As you can see from the photo on the left it was sunning itself on the lawn. While I could see that there was definitely a bright red underwing it wasn't until I tried to move it off the lawn (so as not to accidentally stand on it) that I saw just how red it's body is. Unfortunately I didn't get to see it fly or open it's wings, maybe next time.

Sunday, 3 June 2012

Seven of Fifty-One

I am Seven of Fifty-One. I know it doesn't sound quite as good as Seven of Nine, but allow me to explain.

Those of you who have been reading this blog for a while may remember that part of the work I've been doing over the last few years has been related to cancer studies (I've blogged about it here, here, here, and here). Specifically I've been involved with trying to reduce the cost of performing Genome Wide Association Studies, by reducing the number of samples required. We have been doing this by mining the published literature to try and determine the prior probability that a specific single nucleotide polymorphism (SNP) will be related to specific cancers.

Essentially the idea boils down to this (although I have to admit in advance that neither the genetics or the statistics are my strong points). If a SNP occurs near a gene that has been shown to be involved in either the specific cancer under investigation or in the healthy functioning of the organ/tissue that the cancer affects then it is more likely that this SNP might be the cause of the cancer than if it occurs somewhere else in the genome. We calculate the probability that this is the case by mining the published literature and when these priors are combined with results from both healthy controls and diseased patients the statistical power of the tests are improved. As the power of the test is improved we can determine that a SNP is related to a cancer using less samples than previously. While this will save money it is especially important when investigating rare forms of cancer where it might be difficult or impossible to ever assemble the required number of patients for testing using the standard approach.

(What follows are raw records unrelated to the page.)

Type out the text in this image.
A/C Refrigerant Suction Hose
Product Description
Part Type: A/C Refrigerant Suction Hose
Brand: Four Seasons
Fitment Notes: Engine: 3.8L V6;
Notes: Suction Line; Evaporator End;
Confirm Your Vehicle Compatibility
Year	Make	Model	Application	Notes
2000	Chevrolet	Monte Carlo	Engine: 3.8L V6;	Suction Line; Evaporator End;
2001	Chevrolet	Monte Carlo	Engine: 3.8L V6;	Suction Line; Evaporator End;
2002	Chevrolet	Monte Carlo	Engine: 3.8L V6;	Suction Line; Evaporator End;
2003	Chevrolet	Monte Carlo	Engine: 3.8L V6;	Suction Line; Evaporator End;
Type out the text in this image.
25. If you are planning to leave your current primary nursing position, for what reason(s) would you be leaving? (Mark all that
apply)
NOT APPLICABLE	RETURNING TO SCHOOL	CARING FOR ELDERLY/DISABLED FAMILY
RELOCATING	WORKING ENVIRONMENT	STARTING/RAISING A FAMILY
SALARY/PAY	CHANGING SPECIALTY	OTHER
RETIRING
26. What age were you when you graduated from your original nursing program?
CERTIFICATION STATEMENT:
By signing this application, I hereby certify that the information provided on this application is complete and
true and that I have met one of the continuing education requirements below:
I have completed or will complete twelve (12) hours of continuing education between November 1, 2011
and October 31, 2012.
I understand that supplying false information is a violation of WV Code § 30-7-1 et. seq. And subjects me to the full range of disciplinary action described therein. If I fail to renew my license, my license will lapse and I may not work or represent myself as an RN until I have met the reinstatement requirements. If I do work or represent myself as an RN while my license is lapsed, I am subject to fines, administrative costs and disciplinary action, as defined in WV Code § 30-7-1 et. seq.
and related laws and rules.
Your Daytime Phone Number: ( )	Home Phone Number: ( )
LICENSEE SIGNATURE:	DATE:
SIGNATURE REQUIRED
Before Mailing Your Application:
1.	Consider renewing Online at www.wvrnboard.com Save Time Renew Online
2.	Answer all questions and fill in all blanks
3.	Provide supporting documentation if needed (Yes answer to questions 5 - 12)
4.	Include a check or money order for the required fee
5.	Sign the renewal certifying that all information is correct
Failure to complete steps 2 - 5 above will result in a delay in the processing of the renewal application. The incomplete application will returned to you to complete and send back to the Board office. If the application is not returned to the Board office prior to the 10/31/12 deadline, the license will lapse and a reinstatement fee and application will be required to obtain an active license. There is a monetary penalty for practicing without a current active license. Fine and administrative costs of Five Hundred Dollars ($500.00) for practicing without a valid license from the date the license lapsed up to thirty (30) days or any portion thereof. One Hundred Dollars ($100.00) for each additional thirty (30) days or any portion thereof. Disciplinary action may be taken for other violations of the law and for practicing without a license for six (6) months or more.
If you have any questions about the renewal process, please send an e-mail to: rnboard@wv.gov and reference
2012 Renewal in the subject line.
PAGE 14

We'd previously shown that the approach worked, but only by going back and reproducing previous results using less data. Now, however, we've used the same approach to find a new cause for cancer! The results have just been published in the journal PLoS ONE: Using Prior Information from the Medical Literature in GWAS of Oral Cancer Identifies Novel Susceptibility Variant on Chromosome 4 - the AdAPT Method. PLoS ONE is an open access journal so you can all go and read the article if you want to!

By this point you might be wondering what this all has to do with the title and opening paragraph (and I can't say I'd blame you). Well I'm author number seven of fifty-one.

Saturday, 2 June 2012

Tyria Jacobaeae

Some of you may remember that last year I blogged about the very hungry caterpillars which were taking over the garden. They were the caterpillars of the Cinnabar or Tyria Jacobaeae moth. Last year I only saw one moth throughout the whole summer, but my assumption was, given the number of caterpillars, that this year I would see more. Being day flying moths they are much easier to spot and identify than many other moths and so far in six days I've seen five moths flitting around the garden.